Maize, the other major cereal for kharif, saw reduced yield in most States, barring MP and UP. Cotton production was hit by the dreaded white fly infestation in North India, which pruned yields drastically by 30 to 40 per cent. Guar seed production is reported lower by nearly 20 per cent, year-on-year.

Sesame seed and jowar are two less water-intensive crops that have managed to weather this difficult kharif season. While our survey shows that tur (kharif) prospects were initially good, recent reports from the ground suggest that the lack of rains for past 40-50 days may have damaged the crop in Marathawada and North Karnataka.

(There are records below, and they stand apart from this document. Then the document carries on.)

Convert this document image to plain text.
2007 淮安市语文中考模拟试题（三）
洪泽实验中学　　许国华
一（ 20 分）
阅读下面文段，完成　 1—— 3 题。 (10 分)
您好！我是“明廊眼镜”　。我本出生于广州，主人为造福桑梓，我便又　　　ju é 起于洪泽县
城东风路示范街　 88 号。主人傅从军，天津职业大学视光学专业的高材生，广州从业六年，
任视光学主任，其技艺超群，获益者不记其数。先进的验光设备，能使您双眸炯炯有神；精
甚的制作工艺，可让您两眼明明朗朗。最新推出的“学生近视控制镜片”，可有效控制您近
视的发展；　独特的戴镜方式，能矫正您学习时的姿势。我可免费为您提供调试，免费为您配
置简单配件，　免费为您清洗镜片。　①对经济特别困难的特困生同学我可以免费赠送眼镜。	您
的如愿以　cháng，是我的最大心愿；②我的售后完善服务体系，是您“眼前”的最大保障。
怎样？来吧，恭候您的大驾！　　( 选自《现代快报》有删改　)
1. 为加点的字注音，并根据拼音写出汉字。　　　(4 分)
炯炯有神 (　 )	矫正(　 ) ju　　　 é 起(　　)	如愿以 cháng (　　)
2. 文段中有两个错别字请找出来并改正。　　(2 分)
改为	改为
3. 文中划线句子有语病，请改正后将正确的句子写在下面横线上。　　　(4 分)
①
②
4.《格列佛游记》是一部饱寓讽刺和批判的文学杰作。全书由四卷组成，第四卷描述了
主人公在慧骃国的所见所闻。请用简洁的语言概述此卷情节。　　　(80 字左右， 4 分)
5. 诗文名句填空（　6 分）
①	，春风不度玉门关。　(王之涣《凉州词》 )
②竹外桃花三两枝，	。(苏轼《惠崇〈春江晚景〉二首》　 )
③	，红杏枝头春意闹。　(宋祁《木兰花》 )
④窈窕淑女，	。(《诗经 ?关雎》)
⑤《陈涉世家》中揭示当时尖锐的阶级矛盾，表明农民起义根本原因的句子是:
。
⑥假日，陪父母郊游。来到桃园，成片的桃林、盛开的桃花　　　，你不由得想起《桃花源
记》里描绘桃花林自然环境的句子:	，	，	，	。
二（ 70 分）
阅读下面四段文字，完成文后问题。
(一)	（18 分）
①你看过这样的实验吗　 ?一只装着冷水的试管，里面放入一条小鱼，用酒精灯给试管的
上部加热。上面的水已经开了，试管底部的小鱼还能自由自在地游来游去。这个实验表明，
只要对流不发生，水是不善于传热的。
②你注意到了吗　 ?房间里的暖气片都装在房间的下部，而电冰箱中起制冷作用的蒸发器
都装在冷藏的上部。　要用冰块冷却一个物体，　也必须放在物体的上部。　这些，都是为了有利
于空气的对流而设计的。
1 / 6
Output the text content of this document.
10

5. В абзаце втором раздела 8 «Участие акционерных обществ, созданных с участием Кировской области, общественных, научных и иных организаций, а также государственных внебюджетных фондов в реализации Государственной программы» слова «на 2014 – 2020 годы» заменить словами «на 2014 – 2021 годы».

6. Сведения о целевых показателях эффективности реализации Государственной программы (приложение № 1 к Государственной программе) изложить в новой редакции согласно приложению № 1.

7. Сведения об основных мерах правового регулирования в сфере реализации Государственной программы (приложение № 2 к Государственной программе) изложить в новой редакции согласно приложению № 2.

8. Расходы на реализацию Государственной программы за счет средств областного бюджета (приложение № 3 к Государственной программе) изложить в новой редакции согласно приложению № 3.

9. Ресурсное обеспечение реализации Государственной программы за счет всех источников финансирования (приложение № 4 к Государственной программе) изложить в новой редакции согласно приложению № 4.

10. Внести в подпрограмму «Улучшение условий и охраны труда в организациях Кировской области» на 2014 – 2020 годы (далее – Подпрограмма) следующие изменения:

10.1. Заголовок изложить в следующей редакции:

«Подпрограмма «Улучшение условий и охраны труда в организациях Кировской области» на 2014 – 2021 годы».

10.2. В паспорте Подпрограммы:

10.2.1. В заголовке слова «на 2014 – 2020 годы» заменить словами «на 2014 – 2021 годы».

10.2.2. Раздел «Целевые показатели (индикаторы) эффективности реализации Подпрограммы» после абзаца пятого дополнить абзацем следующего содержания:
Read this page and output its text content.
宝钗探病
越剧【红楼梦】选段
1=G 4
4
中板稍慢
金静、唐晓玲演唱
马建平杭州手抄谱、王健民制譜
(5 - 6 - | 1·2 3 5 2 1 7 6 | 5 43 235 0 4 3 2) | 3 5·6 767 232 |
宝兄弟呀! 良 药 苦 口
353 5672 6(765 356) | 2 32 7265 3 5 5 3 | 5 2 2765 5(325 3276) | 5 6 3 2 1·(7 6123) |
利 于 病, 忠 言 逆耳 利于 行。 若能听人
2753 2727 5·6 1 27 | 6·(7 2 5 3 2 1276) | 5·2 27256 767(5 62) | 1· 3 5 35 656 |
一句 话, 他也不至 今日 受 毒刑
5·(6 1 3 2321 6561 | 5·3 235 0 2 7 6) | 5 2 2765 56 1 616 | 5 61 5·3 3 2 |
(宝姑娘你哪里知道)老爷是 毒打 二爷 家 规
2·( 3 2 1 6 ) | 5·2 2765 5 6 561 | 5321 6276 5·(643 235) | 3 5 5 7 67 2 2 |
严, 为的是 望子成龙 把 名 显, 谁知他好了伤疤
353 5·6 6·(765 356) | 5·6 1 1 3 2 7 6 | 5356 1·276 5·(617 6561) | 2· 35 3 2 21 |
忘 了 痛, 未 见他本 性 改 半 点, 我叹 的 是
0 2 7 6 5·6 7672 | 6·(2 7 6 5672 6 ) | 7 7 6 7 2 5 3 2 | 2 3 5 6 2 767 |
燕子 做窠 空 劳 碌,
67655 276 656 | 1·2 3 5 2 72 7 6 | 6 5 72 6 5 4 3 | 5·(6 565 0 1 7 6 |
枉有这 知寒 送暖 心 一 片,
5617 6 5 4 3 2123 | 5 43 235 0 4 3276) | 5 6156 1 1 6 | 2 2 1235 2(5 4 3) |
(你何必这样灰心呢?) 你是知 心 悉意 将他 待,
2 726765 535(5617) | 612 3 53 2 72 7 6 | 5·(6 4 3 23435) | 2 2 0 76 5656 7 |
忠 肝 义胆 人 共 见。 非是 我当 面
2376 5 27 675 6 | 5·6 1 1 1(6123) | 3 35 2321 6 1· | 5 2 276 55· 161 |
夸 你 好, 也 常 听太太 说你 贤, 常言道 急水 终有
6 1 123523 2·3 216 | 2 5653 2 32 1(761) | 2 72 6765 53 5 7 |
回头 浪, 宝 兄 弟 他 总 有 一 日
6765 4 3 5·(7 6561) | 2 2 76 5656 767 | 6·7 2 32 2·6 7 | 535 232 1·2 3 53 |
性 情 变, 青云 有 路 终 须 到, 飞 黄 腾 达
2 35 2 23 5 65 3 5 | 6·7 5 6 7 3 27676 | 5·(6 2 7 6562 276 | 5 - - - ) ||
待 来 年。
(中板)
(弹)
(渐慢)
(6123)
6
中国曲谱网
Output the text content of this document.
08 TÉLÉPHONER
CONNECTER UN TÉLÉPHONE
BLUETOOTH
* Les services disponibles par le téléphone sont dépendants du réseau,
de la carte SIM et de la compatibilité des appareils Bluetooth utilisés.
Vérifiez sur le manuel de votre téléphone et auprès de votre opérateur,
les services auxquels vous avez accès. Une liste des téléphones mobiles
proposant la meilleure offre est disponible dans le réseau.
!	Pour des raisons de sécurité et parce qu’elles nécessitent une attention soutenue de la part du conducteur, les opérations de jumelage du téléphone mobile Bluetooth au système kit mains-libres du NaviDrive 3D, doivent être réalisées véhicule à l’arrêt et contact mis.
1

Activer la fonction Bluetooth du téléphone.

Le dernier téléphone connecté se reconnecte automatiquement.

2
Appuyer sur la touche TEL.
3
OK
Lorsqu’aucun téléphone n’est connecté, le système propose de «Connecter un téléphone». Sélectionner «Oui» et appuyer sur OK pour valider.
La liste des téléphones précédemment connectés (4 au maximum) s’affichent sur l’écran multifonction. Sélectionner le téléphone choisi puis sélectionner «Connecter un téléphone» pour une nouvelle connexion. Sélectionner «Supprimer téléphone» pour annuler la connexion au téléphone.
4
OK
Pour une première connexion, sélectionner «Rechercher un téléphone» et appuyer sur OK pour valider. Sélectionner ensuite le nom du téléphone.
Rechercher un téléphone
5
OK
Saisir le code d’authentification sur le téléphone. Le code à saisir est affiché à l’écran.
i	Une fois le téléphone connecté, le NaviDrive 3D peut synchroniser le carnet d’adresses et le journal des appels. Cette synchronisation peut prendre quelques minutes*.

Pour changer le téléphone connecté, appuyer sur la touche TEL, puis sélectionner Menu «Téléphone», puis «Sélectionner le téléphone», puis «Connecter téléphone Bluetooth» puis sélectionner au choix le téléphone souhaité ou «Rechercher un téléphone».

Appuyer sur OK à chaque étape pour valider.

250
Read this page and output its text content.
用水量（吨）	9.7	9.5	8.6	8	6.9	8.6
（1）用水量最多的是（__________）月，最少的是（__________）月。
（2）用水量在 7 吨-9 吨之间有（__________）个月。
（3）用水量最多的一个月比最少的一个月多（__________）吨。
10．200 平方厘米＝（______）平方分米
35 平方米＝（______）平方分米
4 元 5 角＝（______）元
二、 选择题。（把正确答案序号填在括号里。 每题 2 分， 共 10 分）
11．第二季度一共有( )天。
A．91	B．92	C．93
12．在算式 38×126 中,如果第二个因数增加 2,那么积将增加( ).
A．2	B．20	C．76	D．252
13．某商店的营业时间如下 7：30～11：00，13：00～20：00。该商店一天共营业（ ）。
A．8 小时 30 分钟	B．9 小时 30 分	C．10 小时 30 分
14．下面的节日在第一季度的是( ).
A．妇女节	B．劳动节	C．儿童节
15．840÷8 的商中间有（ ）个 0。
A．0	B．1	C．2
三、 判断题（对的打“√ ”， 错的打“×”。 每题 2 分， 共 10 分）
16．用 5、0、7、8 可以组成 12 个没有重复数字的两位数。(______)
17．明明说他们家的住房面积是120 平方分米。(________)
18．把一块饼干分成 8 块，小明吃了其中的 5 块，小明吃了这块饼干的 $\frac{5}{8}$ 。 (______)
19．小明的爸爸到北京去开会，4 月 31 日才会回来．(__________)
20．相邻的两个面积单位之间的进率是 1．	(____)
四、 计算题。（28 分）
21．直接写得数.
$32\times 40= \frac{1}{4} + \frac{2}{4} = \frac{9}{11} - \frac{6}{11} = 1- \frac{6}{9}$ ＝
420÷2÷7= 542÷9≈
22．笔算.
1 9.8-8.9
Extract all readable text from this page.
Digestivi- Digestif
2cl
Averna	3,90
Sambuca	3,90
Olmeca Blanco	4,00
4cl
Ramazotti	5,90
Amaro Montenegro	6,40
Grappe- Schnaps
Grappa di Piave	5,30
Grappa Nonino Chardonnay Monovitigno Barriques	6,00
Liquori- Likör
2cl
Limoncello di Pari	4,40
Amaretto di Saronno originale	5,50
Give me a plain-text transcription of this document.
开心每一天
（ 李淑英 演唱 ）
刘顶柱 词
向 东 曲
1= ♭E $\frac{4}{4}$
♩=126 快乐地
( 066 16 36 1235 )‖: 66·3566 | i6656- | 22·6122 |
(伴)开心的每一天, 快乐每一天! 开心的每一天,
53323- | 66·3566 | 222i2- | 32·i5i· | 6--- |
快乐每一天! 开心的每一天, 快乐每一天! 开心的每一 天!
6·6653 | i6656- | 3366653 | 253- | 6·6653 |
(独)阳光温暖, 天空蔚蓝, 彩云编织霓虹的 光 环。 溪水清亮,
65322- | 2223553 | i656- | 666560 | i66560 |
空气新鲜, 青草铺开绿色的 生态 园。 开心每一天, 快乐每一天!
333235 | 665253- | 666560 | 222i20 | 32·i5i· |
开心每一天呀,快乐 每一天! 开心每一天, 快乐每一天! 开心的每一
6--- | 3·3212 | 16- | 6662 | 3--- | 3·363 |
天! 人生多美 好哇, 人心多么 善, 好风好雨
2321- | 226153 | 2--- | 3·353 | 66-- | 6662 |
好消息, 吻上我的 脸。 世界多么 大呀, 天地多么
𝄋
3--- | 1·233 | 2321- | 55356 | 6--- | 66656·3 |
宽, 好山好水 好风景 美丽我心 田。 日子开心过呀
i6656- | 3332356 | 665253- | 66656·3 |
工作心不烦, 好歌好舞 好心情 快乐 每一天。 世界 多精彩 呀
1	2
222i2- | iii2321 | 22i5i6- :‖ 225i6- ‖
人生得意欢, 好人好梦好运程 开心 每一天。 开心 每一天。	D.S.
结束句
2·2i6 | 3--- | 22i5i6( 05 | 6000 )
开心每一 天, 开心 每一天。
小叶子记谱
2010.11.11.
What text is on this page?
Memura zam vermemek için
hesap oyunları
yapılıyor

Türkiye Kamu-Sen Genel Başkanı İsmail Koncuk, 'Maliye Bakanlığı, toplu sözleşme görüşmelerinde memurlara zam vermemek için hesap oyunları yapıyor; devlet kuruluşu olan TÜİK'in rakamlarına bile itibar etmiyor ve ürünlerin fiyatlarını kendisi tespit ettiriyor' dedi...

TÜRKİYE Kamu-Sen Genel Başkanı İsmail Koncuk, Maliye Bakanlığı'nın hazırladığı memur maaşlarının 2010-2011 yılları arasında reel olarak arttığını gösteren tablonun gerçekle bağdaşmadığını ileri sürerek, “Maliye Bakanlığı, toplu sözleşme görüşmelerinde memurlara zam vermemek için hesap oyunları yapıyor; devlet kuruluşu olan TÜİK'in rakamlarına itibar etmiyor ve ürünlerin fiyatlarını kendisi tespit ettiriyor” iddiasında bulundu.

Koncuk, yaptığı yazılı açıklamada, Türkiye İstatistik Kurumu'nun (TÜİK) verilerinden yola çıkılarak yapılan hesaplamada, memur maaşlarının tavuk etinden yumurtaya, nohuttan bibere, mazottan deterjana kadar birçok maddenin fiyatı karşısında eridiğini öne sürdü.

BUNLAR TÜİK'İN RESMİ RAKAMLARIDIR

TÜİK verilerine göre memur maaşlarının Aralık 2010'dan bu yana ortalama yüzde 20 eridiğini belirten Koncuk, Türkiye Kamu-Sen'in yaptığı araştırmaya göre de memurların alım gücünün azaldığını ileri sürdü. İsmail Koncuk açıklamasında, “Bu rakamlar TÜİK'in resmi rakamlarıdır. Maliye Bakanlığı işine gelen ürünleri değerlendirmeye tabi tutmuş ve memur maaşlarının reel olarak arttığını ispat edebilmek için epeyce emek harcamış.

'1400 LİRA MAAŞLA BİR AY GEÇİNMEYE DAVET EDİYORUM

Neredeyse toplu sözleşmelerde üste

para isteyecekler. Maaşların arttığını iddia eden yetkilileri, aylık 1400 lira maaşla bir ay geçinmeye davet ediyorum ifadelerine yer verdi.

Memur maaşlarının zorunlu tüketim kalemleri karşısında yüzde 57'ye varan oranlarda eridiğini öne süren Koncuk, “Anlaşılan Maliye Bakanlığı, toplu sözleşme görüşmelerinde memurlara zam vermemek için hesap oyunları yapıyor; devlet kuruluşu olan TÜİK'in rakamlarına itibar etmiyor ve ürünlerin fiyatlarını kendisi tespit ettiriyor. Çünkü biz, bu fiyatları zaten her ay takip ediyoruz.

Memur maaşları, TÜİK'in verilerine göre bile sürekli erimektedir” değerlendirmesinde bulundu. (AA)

Overall, as the kharif season draws to a close, sesame seed, castor seed and sugar are the only crops that may see a higher harvest compared to 2013-14.

Rabi outlook

The Edelweiss Agri Research study of historic trends shows that the Indian rabi crop usually performs well during El Nino years. This year too, higher rabi production is in the offing, in line with this historical trend. Our survey suggests that groundnut, maize, barley and channa output may be higher than last year.

However, the food grain crops of wheat and paddy are not expected to do better. The irrigation-intensive wheat will see lower acreage this rabi season. These crops are also long duration crops and could be hit by any incidence of above-normal temperature closer to the grain development phase.

But despite such setbacks, the overall trend suggests that the combined area under various crops for both kharif and rabi together may be flat to slightly higher than last year.

Not back to normal

But it still remains sharply lower compared to acreage for 2013-14. This is also reflecting in the crop production numbers. Overall, the rabi crop will not be able to bridge the deficit created by the lower kharif crop in the case of both rice and maize. One piece of good news for inflation watchers, is that with no major weather deviation, rabi pulses will largely make up for the losses in the kharif season. Total (kharif and rabi) pulses production for the 2015-16 agri season, will be higher by 9.4 per cent compared to last year. However, this will still remain far below (down by 18 per cent) 2013-14 levels.